A lack of hotel lodging and lack of easy transit access were highlights of the conversation.

Tuesday's meeting was the second time the recently assembled steering committee- made up of business owners, a county commissioner, nonprofit managers and officials from Scappoose, Columbia City and St. Helens met to chip away at creating the plan.

Before identifying what draws people to the county from outside the area, the group will first establish a leadership structure, roles, and a charter, setting guidelines for how meetings and the planning process will be run.

"It's going to be the foundation of how we create our priorities, in the big picture of destination planning," Hart told the committee Tuesday. "We need to have a strategy before we can get into the tactical and operational."

Shortly into the process, members began spit-balling suggestions and observations about what defines the county's strengths and weaknesses.
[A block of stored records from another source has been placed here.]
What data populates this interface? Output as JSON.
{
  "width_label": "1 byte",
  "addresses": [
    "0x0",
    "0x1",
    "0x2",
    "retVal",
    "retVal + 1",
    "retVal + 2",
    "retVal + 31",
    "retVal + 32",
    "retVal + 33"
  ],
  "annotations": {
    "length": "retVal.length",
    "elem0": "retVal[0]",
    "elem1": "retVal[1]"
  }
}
Christine Dahlgren of Clatskanie said, as a hotel owner, she's noticed a lack of guide materials or comprehensive lists for tourists.

"We see so many people that come through and ask questions, 'What's there to do? Where's there to go?' and we have nothing to give them," Dahlgren said after Tuesday's session. "Trying to create that as a sole entity is difficult."

The tourism committee will meet monthly at different locations. While the public is not prohibited from attending meetings, input from non-committee members is not allowed yet.

Hart said that community input will be gathered at a future date.